Kiev, July 6, 2018–Belarusian authorities should immediately release journalist Dzmitry Halko and drop all the charges against him, the Committee to Protect Journalists said today. Halko, also known as Dmitry Galko, is scheduled to be tried by a Minsk court on July 10 on charges of assaulting a police officer at his Minsk apartment last November, according to family and friends of the journalist with whom CPJ spoke.
Halko has denied the allegations against him and said Belarusian authorities have brought the charges because of his past critical reporting about them, according to the same family and friends. If convicted, Halko faces up to six years in jail, according to the English-language Kyiv Post daily.

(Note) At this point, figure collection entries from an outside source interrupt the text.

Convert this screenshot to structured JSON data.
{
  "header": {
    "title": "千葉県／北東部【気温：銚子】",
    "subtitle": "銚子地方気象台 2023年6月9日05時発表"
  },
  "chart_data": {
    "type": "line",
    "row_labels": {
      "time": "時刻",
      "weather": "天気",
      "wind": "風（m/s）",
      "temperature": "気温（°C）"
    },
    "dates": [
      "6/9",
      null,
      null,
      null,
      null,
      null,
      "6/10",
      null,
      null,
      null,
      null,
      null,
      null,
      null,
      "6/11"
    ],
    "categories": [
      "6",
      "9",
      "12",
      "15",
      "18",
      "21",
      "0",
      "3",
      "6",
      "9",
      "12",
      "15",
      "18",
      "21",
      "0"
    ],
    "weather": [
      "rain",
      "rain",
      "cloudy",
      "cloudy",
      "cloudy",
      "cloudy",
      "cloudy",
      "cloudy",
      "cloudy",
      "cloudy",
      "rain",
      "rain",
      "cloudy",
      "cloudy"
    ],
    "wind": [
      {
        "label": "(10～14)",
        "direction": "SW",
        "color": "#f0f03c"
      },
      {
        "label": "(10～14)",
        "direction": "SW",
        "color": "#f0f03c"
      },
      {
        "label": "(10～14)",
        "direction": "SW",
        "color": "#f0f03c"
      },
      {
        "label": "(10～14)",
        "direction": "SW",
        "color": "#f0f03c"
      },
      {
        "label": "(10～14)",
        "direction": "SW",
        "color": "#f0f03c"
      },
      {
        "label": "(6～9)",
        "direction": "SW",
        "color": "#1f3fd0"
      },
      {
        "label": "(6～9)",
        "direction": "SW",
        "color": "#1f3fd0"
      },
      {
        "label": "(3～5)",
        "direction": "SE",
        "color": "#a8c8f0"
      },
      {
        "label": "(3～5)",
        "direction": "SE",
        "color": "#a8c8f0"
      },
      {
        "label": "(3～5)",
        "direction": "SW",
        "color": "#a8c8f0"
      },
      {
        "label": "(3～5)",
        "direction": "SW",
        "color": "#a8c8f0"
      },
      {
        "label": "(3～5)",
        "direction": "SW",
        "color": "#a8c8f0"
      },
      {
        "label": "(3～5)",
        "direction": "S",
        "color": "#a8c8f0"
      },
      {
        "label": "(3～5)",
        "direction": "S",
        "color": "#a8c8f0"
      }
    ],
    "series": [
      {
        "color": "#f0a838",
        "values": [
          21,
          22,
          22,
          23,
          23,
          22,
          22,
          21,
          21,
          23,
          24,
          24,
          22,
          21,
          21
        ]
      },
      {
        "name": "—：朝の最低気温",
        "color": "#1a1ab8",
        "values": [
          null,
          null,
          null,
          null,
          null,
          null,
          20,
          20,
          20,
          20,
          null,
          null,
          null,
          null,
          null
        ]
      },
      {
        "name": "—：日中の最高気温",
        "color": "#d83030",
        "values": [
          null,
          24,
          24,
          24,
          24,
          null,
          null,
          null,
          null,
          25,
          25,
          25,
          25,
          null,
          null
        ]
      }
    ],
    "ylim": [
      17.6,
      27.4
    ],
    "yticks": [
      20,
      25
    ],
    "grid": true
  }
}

Nikolai Halko, the reporter’s father, told CPJ via email that his son is currently being held at the Volodarka prison in Minsk. Since his arrest, Halko’s health has “worsened” and he has experienced “severe headaches,” according to Nikolai Halko. “Medical assistance in prison is of poor quality,” he said. Nikolai Halko added that his son “is not experiencing depression; he is determined to prove his innocence.”
“We call on Belarusian authorities to immediately release independent journalist Dzmitry Halko and ensure he gets necessary medical treatment,” said CPJ’s Europe and Central Asia research associate Gulnoza Said. “Belarus has never been a safe place for independent reporting, but jailing Halko is a new stain on official Minsk’s reputation as one of the world’s most repressive societies.”
Belarus’ Ministry of Internal Affairs did not respond to CPJ’s emailed request for comment.
Belarusian authorities arrested Halko as he was entering the Stolin district of Brest Oblast in Belarus from the Ukrainian city of Lviv on April 22, Julia Garkusha, Halko’s wife and a Ukrainian national, told CPJ on April 24. The details were later confirmed by Belarusian authorities, according to the Kyiv Post newspaper.
The charges against Halko stem from a confrontation with police that occurred in Minsk in November 2017 while he was celebrating his son’s birthday. Officers with automatic weapons arrived at Halko’s apartment saying they received a noise complaint from neighbors, Garkusha said. Halko and his 15-year-old son were arguing with police when the officers shoved father and son aside and entered the apartment, Garkusha said, adding that Halko told her he grabbed the wrist of one of the officers as they charged inside. Several party guests and one officer were slightly injured in the melee, Garkusha said. Halko left Belarus in December 2017 to stay with her in Ukraine after the Belarusian authorities opened a criminal case against him, according to Garkusha and the Kyiv Post.
Despite the threat of arrest, Halko decided to go back to Belarus in April in order to repay his tax debt, unblock his bank card, and visit his son, who had returned to Belarus a month earlier after spending time with his father in Ukraine, Garkusha told the Kyiv Post.
Halko recently worked as a fixer for Western media outlets in eastern Ukraine. In 2014, pro-Russian separatists briefly detained Halko along with other journalists in the town of Sloviansk in eastern Ukraine, CPJ reported at the time.
Between 2013 and 2015, Halko covered Ukraine’s Euromaidan protests and the war in eastern Ukraine for the Belarusian-language news website Novy Chas. During that time, he also authored articles for the Kyiv Post, which recently described him as holding “pro-Ukrainian and liberal views.”
In 2016, Halko became an editor for Belarusian Partisan, an opposition news website founded in 2005 by the Belarus-born journalist Pavel Sheremet, who was killed in a car bombing in July 2016 in Kiev, Ukraine.
According to the Kyiv Post, Halko resigned from the publication in 2017, citing the Belarusian government’s crackdown on independent media. Belarusian Partisan has been blocked in the country by authorities since December 2017, according to the news website Charter 97.
Garkusha said that Halko, who is not allowed to speak directly with reporters while he awaits trial, believes his arrest was political in nature and connected to Belarusian President Alexander Lukashenko’s crackdown on critical voices. According to Garkusha, the Belarusian Partisan‘s server had been housed inside Halko’s apartment, because his ex-wife, who works at the website’s systems administrator, stored them there.